Bio Note:
In 2018 I moved 3,003 miles from Oregon to Vermont – both states known for greenery and trees – to be closer to my daughter’s family. I’d retired in 2007 from careers as a public information officer for Portland’s water utility, public relations director for Portland’s Children’s Museum, and ten years of teaching high school English. Bits of poetry rested in notebooks untiI got serious about my love of writing and reading poetry. Since then more than 600 poems have appeared in journals and anthologies. Five collections of poetry have found publishers with two more on the way in 2023. I am grateful to Firestone Feinberg for welcoming me into the community of poets in Verse Virtual. (He and I shared an admiration for seahorses.) I am proud to serve as a Contributing Editor to VV, treasure the contacts I have made with other poets, and appreciate the work of Jim Lewis. Last winter I finished up One Bent Twig, poems about trees and my fears for the havoc that climate change plays on forests. I assembled poems for a first loved tree, sequoias, ancient survivors, towering sugar maples, Douglas firs and red oaks. I’ve hugged some of the best and have planted dozens. I revere the sentiency of trees. As an Oregonian for over 40 years, I witnessed the decline of old-growth forest and breathed the smoke of wildfires. In Vermont, ash borers threaten the trees that first people knew as the heart of their creation story. I have planted four American Chestnuts on my land and baby them with hopes they will survive to make nuts. Future Cycle Press will publish One Bent Twig in early 2023. Bill McKibben wrote in a blurb: “Perhaps you know a tree, or perhaps you would like to; if so, then this book is for you. Its luminous verses are a happy reminder that we're not the only ones here!” Two of the poems below are part of that book. I spent most of the COVID pandemic with two dogs in the woods. During those months I wrote Wild Apples, poems about down-sizing, moving thousands of miles, and isolation. At the same time I welcomed two grandsons into the world. Wild Apples will be out from Fernwood Press also in early 2023. I include two poems from Wild Apples below. My website at triciaknoll.com has links to a great many of my published poems. |
Poems coming out in One Bent Twig
Tree Frogs of North Ash Creek
Portland, Oregon I listen. Every January night. No mating calls. The little green Hyla regilla are gone from this drainage. Neighbors sleep without waking. My bit of world is drop dead silent. I wonder where they got to.
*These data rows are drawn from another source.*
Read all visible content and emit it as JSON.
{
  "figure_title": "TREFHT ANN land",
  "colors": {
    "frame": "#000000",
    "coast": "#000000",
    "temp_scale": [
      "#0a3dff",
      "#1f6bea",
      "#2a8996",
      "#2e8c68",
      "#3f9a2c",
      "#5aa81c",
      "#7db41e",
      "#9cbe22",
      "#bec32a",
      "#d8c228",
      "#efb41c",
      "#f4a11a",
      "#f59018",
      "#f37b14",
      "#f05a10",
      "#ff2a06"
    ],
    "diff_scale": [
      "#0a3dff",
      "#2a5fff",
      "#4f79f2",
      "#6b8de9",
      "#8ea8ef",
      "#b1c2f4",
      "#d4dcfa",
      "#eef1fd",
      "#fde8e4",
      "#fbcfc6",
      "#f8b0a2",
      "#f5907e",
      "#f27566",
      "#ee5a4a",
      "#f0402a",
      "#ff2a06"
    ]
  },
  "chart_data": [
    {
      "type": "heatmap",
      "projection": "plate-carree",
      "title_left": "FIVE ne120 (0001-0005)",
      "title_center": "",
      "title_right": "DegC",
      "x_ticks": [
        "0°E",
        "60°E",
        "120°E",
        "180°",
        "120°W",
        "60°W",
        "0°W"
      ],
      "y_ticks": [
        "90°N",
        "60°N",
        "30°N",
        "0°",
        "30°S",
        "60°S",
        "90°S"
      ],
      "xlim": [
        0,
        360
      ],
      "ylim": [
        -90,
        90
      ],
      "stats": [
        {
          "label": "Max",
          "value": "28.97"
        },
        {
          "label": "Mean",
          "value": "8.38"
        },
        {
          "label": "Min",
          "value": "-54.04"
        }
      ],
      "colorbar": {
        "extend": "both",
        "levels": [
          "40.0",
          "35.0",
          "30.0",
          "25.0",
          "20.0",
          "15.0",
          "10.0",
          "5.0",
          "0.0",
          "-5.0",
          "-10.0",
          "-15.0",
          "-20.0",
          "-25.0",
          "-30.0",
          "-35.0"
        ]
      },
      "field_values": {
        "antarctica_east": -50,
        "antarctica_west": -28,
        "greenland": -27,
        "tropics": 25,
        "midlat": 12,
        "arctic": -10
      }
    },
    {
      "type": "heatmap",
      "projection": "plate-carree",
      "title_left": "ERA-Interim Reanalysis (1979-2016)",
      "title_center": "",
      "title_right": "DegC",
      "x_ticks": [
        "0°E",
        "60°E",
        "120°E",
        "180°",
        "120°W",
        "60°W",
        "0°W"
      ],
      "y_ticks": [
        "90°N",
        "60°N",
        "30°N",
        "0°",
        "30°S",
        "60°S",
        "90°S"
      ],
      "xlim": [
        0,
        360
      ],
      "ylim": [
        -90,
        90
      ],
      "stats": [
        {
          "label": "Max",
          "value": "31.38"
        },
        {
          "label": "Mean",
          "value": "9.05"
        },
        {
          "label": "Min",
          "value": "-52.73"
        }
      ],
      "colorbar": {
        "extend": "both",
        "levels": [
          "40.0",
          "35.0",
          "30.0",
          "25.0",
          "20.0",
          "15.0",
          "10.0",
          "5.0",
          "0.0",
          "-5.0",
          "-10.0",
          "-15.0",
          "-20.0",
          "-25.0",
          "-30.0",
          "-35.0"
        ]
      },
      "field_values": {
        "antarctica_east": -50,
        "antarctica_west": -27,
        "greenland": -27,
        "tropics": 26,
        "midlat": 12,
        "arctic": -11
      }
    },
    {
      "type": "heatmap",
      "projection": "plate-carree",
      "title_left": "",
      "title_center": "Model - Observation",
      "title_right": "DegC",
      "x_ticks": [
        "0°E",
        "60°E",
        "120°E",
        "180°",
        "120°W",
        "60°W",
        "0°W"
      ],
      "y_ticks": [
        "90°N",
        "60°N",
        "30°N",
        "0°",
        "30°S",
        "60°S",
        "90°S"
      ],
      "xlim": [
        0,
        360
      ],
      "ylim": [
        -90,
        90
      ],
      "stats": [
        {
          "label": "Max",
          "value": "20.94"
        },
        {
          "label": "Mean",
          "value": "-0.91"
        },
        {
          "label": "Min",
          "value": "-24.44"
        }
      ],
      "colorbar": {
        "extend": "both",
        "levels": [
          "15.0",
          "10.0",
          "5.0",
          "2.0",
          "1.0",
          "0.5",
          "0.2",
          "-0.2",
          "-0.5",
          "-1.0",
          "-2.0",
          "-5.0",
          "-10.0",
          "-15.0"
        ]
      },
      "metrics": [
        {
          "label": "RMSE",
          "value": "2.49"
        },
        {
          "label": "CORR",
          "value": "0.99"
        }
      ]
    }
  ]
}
Maybe to the vaulted log cathedral where pins drop and all who listen hear. Where they run into end-of-the-line typewriter bells, my mother’s humming, evening taps at Girl Scout camp, the slamming door of my father’s Buick announcing he came home from work, Bella’s purr like fine gravel in an orange juice can.
The Tale End of the Monsoon after Reading Han-shan
My toe-push lifts the oak rockers, here where I want to be, snuggled out of gale winds that plagued his road to Cold Mountain – that tree-top mist, wet stones, fishtail-slapping streams, hidden caves and well-strung vines, gusts that nabbed the climber’s breath and flipped his scholar’s pages toward death. By my fire, my old-woman shadow slips back and forth in bedrock dark into a vision of his papers stuffed beneath the roots of roots to keep them dry. My window opens to a swirl of branches writhing and leaves all brouhaha, what he kept at bay hunkered beneath a cinnamon tree.
Two poems coming out in Wild Apples
Why Move?
Someone had to ask. From a place as perfect as Oregon. Vermont has four seasons: freezing, thaw to mud, bugs, and leaves on fire. I know trees – to sniff maple steam in the sugar shack. To see the wild tom turkey with his harem high-step over browned-out pasture, hear the loons moan and trill at Noyes Pond. As snow tiptoes in on wind, awe here is rain to skate on. I can snuggle with a library moved from Stafford to Frost, migrate from Tillamook cheese to Cabot. I believe in creatures of the deep, Champ. Vermont is where my daughter is. The girl who brought home the first deer one fall when the men drove north to deer camp. She tagged unblemished roadkill, freshest deer the butcher ever skinned.
On Loneliness
Are you asking if you’re the only puzzle piece that fell under the couch? Absent from its box that’s tied up and ready to recycle? I want to be in a community the way an aspen leaf holds a breeze to flip its silver sides. L is under-nourished. Do not feed it anything that stretches it. Neither snake oils nor fake friends. I want to hang onto where my brother held my hand walking me to kindergarten. Loosen your heart knots. Braid the best into waterfalls. Accept a rose, frog, snowflake, windstorm, deliveries, or a rock garden as threads. Let me serve what grows green. Hold onto oneliness. Use that loose L in other ways: like mind, live wire lasting, lavish, love-make, listen, laugh, learn, lure, look. Let it lighten. Usually the eagle hunts alone. Though not always. Fly what is.